We are approaching an era of ubiquitous mobile intelligent systems, such as portable electronic devices, wearable or implanted biomedical devices, and autonomous robots – all these devices will depend on or benefit from energy capture systems that can harvest energy from ambient sources and convert it into electricity.

On a larger scale, due to climate change it is a global priority to economically and sustainably capture energy from currently unused, renewable sources. Not surprisingly, our perception of the sustainability of different methods of electrical energy generation typically places coal and wind power on opposite ends of the spectrum. At the same time, only few realize that almost every type of electricity generation today – from coal and nuclear, to renewables like hydro and wind – involves a traditional, electromagnetic generator in the final step converting mechanical to electrical energy.

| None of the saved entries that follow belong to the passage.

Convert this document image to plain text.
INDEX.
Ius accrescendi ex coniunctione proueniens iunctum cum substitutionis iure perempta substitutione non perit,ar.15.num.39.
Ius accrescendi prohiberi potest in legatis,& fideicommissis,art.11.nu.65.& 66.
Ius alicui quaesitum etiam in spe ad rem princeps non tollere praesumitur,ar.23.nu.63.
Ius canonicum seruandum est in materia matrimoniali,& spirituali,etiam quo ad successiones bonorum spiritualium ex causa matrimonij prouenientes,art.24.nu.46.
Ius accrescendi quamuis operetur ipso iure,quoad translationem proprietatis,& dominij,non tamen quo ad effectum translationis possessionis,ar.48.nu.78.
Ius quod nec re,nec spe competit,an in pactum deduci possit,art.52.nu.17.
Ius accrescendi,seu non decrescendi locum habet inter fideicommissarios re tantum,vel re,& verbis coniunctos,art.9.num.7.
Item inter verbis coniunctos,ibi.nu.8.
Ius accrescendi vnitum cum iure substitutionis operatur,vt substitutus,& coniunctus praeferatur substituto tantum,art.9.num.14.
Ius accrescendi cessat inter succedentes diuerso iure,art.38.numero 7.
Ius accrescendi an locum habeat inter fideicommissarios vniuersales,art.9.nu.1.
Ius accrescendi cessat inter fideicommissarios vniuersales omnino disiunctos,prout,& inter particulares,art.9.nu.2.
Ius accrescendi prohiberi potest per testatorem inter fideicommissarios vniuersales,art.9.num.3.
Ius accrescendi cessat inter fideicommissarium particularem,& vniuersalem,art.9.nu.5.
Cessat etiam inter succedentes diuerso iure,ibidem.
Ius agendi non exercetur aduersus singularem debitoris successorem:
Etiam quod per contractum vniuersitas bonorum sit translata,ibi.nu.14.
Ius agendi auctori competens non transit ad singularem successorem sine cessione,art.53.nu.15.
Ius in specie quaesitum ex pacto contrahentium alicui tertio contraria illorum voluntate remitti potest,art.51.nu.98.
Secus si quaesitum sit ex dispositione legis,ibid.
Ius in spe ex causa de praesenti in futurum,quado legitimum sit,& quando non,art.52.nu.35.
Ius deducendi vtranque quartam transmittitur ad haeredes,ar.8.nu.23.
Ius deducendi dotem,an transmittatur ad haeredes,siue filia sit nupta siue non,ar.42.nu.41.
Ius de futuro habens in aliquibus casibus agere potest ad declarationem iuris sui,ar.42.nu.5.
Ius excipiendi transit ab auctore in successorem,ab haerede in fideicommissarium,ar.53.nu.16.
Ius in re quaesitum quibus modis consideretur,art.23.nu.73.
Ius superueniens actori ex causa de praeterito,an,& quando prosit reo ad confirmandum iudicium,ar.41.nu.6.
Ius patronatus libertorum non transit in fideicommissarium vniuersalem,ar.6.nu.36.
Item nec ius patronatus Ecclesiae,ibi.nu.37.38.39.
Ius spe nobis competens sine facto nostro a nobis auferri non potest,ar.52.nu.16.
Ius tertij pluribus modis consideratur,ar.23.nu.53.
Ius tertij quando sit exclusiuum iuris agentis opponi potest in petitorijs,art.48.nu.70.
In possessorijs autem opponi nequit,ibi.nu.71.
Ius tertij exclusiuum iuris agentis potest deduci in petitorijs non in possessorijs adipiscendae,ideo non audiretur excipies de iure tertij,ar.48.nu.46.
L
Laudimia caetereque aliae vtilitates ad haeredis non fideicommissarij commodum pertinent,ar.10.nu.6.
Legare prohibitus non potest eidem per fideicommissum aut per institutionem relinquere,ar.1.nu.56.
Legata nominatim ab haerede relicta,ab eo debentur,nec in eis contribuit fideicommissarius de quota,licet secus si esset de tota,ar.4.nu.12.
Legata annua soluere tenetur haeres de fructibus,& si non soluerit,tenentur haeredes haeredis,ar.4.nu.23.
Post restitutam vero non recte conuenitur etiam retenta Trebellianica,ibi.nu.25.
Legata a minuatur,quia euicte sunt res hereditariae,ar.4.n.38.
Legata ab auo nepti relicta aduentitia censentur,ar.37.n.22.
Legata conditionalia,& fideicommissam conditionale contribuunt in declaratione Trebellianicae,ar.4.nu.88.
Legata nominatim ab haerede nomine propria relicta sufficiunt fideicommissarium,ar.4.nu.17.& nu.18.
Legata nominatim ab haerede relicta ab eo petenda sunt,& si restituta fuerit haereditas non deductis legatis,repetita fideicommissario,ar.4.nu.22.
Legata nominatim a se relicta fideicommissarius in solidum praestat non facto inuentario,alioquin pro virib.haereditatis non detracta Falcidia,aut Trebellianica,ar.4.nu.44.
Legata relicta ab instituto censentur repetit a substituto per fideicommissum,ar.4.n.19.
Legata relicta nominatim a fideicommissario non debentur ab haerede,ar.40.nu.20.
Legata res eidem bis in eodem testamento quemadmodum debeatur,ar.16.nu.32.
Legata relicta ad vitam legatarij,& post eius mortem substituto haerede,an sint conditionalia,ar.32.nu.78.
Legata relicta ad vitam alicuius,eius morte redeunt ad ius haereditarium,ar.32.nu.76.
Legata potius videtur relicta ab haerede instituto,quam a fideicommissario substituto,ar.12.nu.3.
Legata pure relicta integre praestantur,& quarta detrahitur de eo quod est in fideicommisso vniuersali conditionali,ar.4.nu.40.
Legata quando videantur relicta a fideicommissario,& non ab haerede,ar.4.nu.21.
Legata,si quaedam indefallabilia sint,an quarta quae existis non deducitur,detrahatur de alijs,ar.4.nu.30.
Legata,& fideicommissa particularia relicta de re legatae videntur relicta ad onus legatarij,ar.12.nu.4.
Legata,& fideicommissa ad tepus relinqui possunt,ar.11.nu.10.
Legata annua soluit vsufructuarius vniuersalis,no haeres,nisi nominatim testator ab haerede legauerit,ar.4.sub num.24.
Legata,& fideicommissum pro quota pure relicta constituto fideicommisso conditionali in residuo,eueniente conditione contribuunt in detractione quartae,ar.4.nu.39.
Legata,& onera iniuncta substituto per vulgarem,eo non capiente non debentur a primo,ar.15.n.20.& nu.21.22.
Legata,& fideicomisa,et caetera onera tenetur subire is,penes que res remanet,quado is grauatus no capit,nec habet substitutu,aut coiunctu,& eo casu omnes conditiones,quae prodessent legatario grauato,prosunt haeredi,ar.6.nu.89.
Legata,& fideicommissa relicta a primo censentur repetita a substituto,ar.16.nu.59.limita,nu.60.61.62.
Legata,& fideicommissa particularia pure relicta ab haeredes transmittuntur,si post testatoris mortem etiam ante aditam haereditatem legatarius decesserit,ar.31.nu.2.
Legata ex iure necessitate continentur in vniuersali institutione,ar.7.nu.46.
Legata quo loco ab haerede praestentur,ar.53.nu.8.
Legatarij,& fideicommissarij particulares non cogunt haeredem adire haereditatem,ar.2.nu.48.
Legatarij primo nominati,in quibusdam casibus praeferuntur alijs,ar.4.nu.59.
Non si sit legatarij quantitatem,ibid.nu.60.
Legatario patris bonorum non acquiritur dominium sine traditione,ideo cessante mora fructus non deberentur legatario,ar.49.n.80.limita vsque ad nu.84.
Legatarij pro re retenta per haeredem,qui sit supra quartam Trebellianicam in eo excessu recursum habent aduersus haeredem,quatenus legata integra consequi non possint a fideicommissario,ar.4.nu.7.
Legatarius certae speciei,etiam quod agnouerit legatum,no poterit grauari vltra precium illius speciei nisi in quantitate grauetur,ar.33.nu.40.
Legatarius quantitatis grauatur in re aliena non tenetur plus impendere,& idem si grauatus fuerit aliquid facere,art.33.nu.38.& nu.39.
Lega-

While electromagnetic generators excel under optimized conditions when a steady flow of fluid forces the generator to rotate rapidly, they are economically unviable for unused, extensive sources of renewable energy, such as ocean waves, where impedance mismatch necessitates complex power take-off systems, and where metallic components face rapid degradation in the harsh ocean environment.

Motivated by the evident need for effective and economical energy capture systems across different length scales, we aim to discover and to develop a deep understanding of fundamentally new principles to convert different forms of ambient energy, such as mechanical, thermal or chemical energy, into electrical energy that can power intelligent autonomous systems or enable sustainable and economical solutions for renewable energy.